Он потянулся к заднему сиденью и вытащил из сумки Гариваса банку пива.
– Ох, как оно хорошо! – сказал Берг, сделав несколько больших глотков.
– Отдыхай, – добродушно сказал Гаривас. – Мастер ведет машину. А ты – отдыхай. А вчера мы – по-взрослому… Пора, наверное, тормозиться с этим? Годы свое берут, нет?
– Тебе пора – ты и тормозись, – заносчиво сказал Берг.
– Я уснул в такси, – пожаловался Гаривас. – Ты не лечишься по утрам?
– Нет. А ты?
– Не лечусь. Нормально. Над моей печенью трудились многие поколения непьющих евреев.
– Ты скажи – куда мы едем?
– Куда надо едем… К Володе Немчинову на базу. Я вот о чем тебя попрошу – ты там поменьше расспрашивай. Особенно – сначала. Нет, серьезно. Я сам все объясню, Володя Немчинов объяснит. Все поймешь, когда надо будет.
– Да чего пойму-то? – улыбнулся Берг.
– Кстати, о Коныче. Он ведь бесплатно поехал за моей машиной. Ты не думай, что я старого товарища пошло нанял. Я ему очень настойчиво деньги предлагал. Но он взял только на дорогу, на бензин и на визы.
– А почему?
– Точно не знаю, но догадываюсь. Я привозил его к Немчинову в январе. Теперь он катается только здесь. И ты свою гору теперь забудешь и только здесь будешь кататься.

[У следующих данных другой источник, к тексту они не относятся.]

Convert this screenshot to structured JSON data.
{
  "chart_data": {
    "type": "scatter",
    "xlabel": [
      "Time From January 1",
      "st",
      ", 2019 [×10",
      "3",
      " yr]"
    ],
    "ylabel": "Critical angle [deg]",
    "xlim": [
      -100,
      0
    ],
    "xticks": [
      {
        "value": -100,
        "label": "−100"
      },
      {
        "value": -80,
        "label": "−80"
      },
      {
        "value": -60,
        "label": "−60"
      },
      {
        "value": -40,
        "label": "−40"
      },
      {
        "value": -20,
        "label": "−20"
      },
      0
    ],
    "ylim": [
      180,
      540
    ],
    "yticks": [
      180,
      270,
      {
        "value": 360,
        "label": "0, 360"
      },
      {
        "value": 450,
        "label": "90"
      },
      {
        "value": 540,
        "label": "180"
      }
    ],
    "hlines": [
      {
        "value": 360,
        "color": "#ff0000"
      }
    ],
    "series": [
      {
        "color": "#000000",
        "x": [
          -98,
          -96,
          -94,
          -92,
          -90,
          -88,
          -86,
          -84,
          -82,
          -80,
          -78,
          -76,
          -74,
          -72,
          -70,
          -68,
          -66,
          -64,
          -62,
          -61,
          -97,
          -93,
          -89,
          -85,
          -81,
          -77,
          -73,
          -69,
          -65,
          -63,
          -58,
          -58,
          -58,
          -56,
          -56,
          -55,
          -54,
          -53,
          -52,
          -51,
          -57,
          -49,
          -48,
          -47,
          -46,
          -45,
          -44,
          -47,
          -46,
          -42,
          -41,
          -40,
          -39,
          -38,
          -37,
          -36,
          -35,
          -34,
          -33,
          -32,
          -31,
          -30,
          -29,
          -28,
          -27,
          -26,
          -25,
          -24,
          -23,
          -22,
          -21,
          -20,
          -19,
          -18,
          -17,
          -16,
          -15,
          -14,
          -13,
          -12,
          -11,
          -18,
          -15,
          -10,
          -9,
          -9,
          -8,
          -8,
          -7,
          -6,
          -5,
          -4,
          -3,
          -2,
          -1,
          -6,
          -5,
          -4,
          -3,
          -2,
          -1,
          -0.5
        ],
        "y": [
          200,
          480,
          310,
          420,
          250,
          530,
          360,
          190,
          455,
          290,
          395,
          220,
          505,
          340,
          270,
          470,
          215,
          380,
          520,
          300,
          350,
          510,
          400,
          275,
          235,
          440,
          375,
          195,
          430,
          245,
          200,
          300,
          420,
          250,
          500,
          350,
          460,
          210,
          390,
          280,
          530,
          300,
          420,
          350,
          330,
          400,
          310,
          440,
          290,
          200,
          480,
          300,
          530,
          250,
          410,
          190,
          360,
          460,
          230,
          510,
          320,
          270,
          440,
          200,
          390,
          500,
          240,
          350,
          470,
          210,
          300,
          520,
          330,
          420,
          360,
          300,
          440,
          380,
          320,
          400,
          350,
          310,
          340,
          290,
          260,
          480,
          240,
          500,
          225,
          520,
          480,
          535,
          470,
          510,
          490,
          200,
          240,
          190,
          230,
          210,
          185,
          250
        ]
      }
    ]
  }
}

– Ты очень таинственный человек, Гаривас, – сказал Берг. – Но ты все-таки летай пониже. – Гаривас выехал на встречную и обогнал три машины подряд.
Через некоторое время они переехали по мосту через канал, свернули налево.
Поднимались и спускались по заснеженной дороге по холмам, проезжали лесочки, церковь, дачи. Гаривас повернул в последний раз, и машина по глубокой колее подкатила к длинному одноэтажному дому с красной жестяной крышей. Горок вокруг видно не было, и Берг подумал, что дом как раз на горе и стоит. И верно – вскоре он увидел метрах в пятидесяти от дома опору подъемника. Трос уходил вниз, барабан вращался. Гаривас осторожно пристроил машину между желтым четыреста двенадцатым "Москвичом" и старым коробчатым "Исудзу Трупер".
– Ну вот, приехали, – сказал Гаривас. – Посиди минутку, я сейчас.
Он вылез из машины, пошел к крыльцу, открыл дверь и пропал.